Ways to Brexit-proof your finances: certainty in uncertain times
While it’s difficult to predict the impact, there are a couple of things you can put in place to help Brexit-proof your personal finances.
The political and economic ambiguity of the last few months has caused even the most detached to consider what would happen if they lost their job.
By Louisa Fletcher, Property Expert
Fix your mortgage
The first is straightforward – if you’re a homeowner and concerned about interest rates increasing, consider taking out a fixed-rate mortgage. Depending on whether you’re planning to move in the next couple of years, or staying put for the next decade, you can opt for the length of fix that best suits your circumstances.
For more flexibility, a short fix of two years might be appropriate. For those who prefer the longer-term security of a five-, seven- or even ten-year fix, various options are available from lenders. It just depends on what best suits your situation.
By its very nature, a fixed-rate mortgage will guarantee your rate is ‘locked’ for the term of the product, making it easier to budget for your monthly payment.
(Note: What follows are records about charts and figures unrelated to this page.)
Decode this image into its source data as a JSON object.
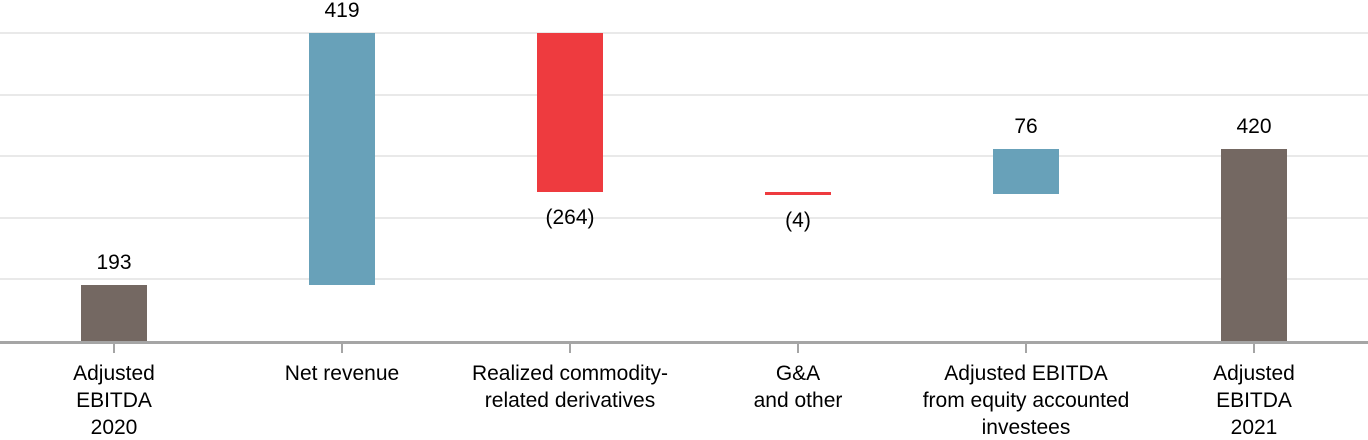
{
  "chart_data": {
    "type": "waterfall",
    "orientation": "vertical",
    "legend": "none",
    "categories": [
      "Adjusted EBITDA 2020",
      "Net revenue",
      "Realized commodity-related derivatives",
      "G&A and other",
      "Adjusted EBITDA from equity accounted investees",
      "Adjusted EBITDA 2021"
    ],
    "bars": [
      {
        "category_lines": [
          "Adjusted",
          "EBITDA",
          "2020"
        ],
        "value": 193,
        "display": "193",
        "kind": "total"
      },
      {
        "category_lines": [
          "Net revenue"
        ],
        "value": 419,
        "display": "419",
        "kind": "increase"
      },
      {
        "category_lines": [
          "Realized commodity-",
          "related derivatives"
        ],
        "value": -264,
        "display": "(264)",
        "kind": "decrease"
      },
      {
        "category_lines": [
          "G&A",
          "and other"
        ],
        "value": -4,
        "display": "(4)",
        "kind": "decrease"
      },
      {
        "category_lines": [
          "Adjusted EBITDA",
          "from equity accounted",
          "investees"
        ],
        "value": 76,
        "display": "76",
        "kind": "increase"
      },
      {
        "category_lines": [
          "Adjusted",
          "EBITDA",
          "2021"
        ],
        "value": 420,
        "display": "420",
        "kind": "total"
      }
    ],
    "running_levels": [
      193,
      612,
      348,
      344,
      420,
      420
    ],
    "axis": {
      "y_min": 100,
      "y_max": 612,
      "gridline_count": 5,
      "x_axis_visible": true,
      "y_tick_labels_visible": false
    },
    "colors": {
      "total": "#746862",
      "increase": "#68a1b9",
      "decrease": "#ee3b3f",
      "gridline": "#e9e9e9",
      "axis_line": "#a5a5a5",
      "tick": "#a5a5a5",
      "label_text": "#000000",
      "background": "#ffffff"
    }
  }
}
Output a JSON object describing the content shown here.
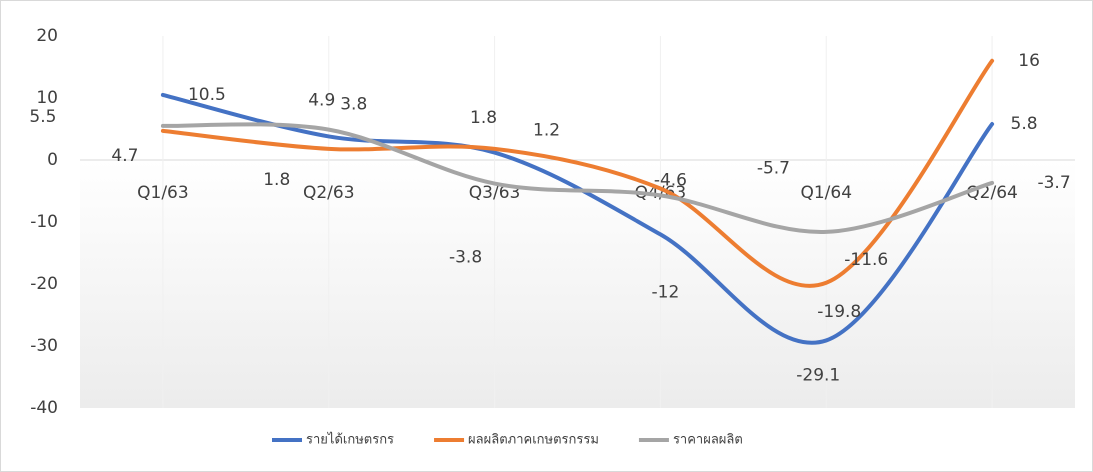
{
  "chart_data": {
    "type": "line",
    "categories": [
      "Q1/63",
      "Q2/63",
      "Q3/63",
      "Q4/63",
      "Q1/64",
      "Q2/64"
    ],
    "series": [
      {
        "name": "รายได้เกษตรกร",
        "color": "#4472c4",
        "values": [
          10.5,
          3.8,
          1.2,
          -12,
          -29.1,
          5.8
        ]
      },
      {
        "name": "ผลผลิตภาคเกษตรกรรม",
        "color": "#ed7d31",
        "values": [
          4.7,
          1.8,
          1.8,
          -4.6,
          -19.8,
          16
        ]
      },
      {
        "name": "ราคาผลผลิต",
        "color": "#a5a5a5",
        "values": [
          5.5,
          4.9,
          -3.8,
          -5.7,
          -11.6,
          -3.7
        ]
      }
    ],
    "ylim": [
      -40,
      20
    ],
    "yticks": [
      -40,
      -30,
      -20,
      -10,
      0,
      10,
      20
    ],
    "legend": "bottom"
  }
}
Fixed rates are exceptionally popular. According to data from Mortgage Advice Bureau 1, in July this year, 97% of home movers fixed their mortgage. Furthermore, 94% of those re-mortgaging opted for a fixed product, and 99% of first-time buyers have chosen to fix their rate.
While it may sound like a great idea in principle, here's what you need to consider before signing on the dotted line.
Some lenders charge customers product fees for specific products, and others don’t. If they do charge, some lenders will allow you to add the product fee to your mortgage, meaning you don’t have the pay the lump sum up-front. But again, others don’t offer this as an option.
It’s important to make sure you understand what you may have to pay from the outset, and budget accordingly.
Early Repayment Charges
If you need to redeem your mortgage before the fixed term ends, you may have to pay a significant penalty, known as an Early Repayment Charge.
This varies by lender and product, so it’s always best to thoroughly read the product terms and conditions, or ask your mortgage adviser so you that know what might apply should the situation arise.
It’s beneficial to understand whether you can take your fixed-rate product with you if you move during the term, a process referred to as ‘porting’ your mortgage. Some lenders will allow you to port your mortgage if you move, rather than forcing you to redeem it, meaning you’d have to pay an Early Repayment Charge.
If the property you’re buying is more expensive than the one your mortgage is currently secured against, lenders may let you ‘top-up’ with another mortgage running alongside your original ported mortgage to let you raise the full amount required.
This is a slightly more complex process, but if you have to move home during the term of a fixed rate product, it can save you hundreds (if not thousands) in fees. However, this would only be available if your lender permits porting on that product. The small print can vary hugely between deals, so this is another point you may want to check carefully.
Protect your income
Another way to help safeguard your finances is to take out Income Protection Insurance designed to replace part – or even all – of your income if you lose your job.
A lot of people don’t know that you can insure against involuntary redundancy. But these types of protection policies have been available for many years and are relatively straightforward to put in place, providing specific criteria are met.
For example, some insurers ask for confirmation that you’re not under formal threat of redundancy at the time you take your policy out and that you’ve been employed for a certain length of time prior to cover starting.
The amount of cover you insure for is directly linked to the amount that you’ll pay. For example, you may decide to pay a lower monthly premium, meaning that you put cover in place which is equal to your monthly household bills and committed expenditure. This includes your mortgage payment, any credit card bills or car finance payments, and perhaps childcare or school fees too.
Or, you may decide that you want to make sure if you’re made redundant, you would be covered for your entire net monthly income. The choice is yours; it’s just down to how much you’re comfortable paying each month.
There’s no right or wrong answer; it’s what suits your circumstances and what you feel is most appropriate.
As you can see, it’s actually quite straightforward to put a plan in place to ensure you have more certainty around your personal finances. And while we all have our concerns about what the future may hold, at least there are practical steps you can take which might help you to sleep more soundly at night. Hot water bottle entirely optional.